Cartoon Village: The Multi-Colored Domes Holiday Retreat on The Persian Gulf

Cartoon Village: The Multi-Colored Domes Holiday Retreat on The Persian Gulf

Hormuz Island has naturally colored sand and sediments, which give it its outstanding colorful landscapes, and it is often called the rainbow island. Color cannot be removed from the lives, festivities, clothes, objects and spaces of its people.

The settlement is called Majara (meaning adventure) and has have been designed by Tehran-based ZAV Architects.

ZAV Architects says it encouraged local people to participate in the domes' construction, with 50 local workers involved in the project each day while it was being built.

The domes have been created using the super adobe method, which was developed by architect Nader Khalili.
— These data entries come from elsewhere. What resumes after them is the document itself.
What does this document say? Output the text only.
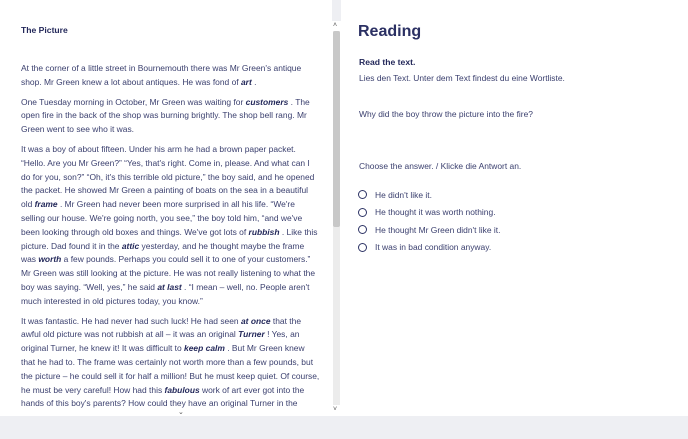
The Picture

At the corner of a little street in Bournemouth there was Mr Green's antique shop. Mr Green knew a lot about antiques. He was fond of art .

One Tuesday morning in October, Mr Green was waiting for customers . The open fire in the back of the shop was burning brightly. The shop bell rang. Mr Green went to see who it was.

It was a boy of about fifteen. Under his arm he had a brown paper packet. “Hello. Are you Mr Green?” “Yes, that's right. Come in, please. And what can I do for you, son?” “Oh, it's this terrible old picture,” the boy said, and he opened the packet. He showed Mr Green a painting of boats on the sea in a beautiful old frame . Mr Green had never been more surprised in all his life. “We're selling our house. We're going north, you see,” the boy told him, “and we've been looking through old boxes and things. We've got lots of rubbish . Like this picture. Dad found it in the attic yesterday, and he thought maybe the frame was worth a few pounds. Perhaps you could sell it to one of your customers.” Mr Green was still looking at the picture. He was not really listening to what the boy was saying. “Well, yes,” he said at last . “I mean – well, no. People aren't much interested in old pictures today, you know.”

It was fantastic. He had never had such luck! He had seen at once that the awful old picture was not rubbish at all – it was an original Turner ! Yes, an original Turner, he knew it! It was difficult to keep calm . But Mr Green knew that he had to. The frame was certainly not worth more than a few pounds, but the picture – he could sell it for half a million! But he must keep quiet. Of course, he must be very careful! How had this fabulous work of art ever got into the hands of this boy's parents? How could they have an original Turner in the

⌄
˄
˅
Reading
Read the text.
Lies den Text. Unter dem Text findest du eine Wortliste.
Why did the boy throw the picture into the fire?
Choose the answer. / Klicke die Antwort an.
He didn't like it.
He thought it was worth nothing.
He thought Mr Green didn't like it.
It was in bad condition anyway.
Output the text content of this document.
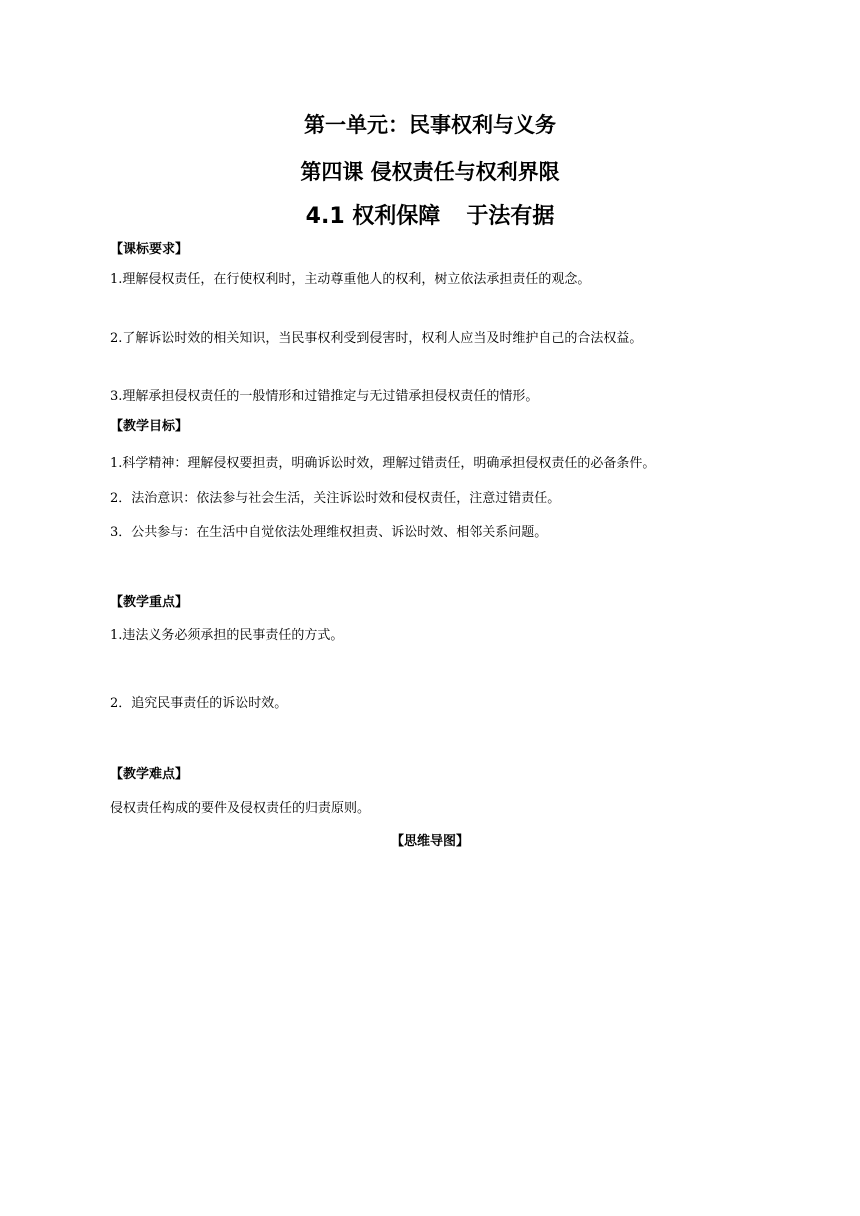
第一单元：民事权利与义务
第四课 侵权责任与权利界限
4.1 权利保障 于法有据
【课标要求】
1.理解侵权责任，在行使权利时，主动尊重他人的权利，树立依法承担责任的观念。
2.了解诉讼时效的相关知识，当民事权利受到侵害时，权利人应当及时维护自己的合法权益。
3.理解承担侵权责任的一般情形和过错推定与无过错承担侵权责任的情形。
【教学目标】
1.科学精神：理解侵权要担责，明确诉讼时效，理解过错责任，明确承担侵权责任的必备条件。
2．法治意识：依法参与社会生活，关注诉讼时效和侵权责任，注意过错责任。
3．公共参与：在生活中自觉依法处理维权担责、诉讼时效、相邻关系问题。
【教学重点】
1.违法义务必须承担的民事责任的方式。
2．追究民事责任的诉讼时效。
【教学难点】
侵权责任构成的要件及侵权责任的归责原则。
【思维导图】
It involves filling sandbags with layers of earth and cement then reinforcing them with barbed wire. According to the California Institute of Earth Architecture, the method is 'similar to how a potter stacks coils of clay to make a vessel'. But here 'builders stack coils of earth to make a structure'.

Majara is part of the wider Presence in Hormuz project, which aims to build a 'series of urban developments' centered around tourism to 'empower the local community of the island'.

There are around 200 of them, and they form a cartoonish holiday retreat overlooking the Persian Gulf on the Iranian island of Hormuz, with multi-colored exteriors and interiors in shades of bright blue, yellow, red and green. Eighty-five guests can be accommodated in 17 suites, in 130 interconnected domes of varying sizes decked out with locally produced furniture. The remaining domes contain restaurants, cafes, shops, a spa, a gallery, a prayer room and tourist information.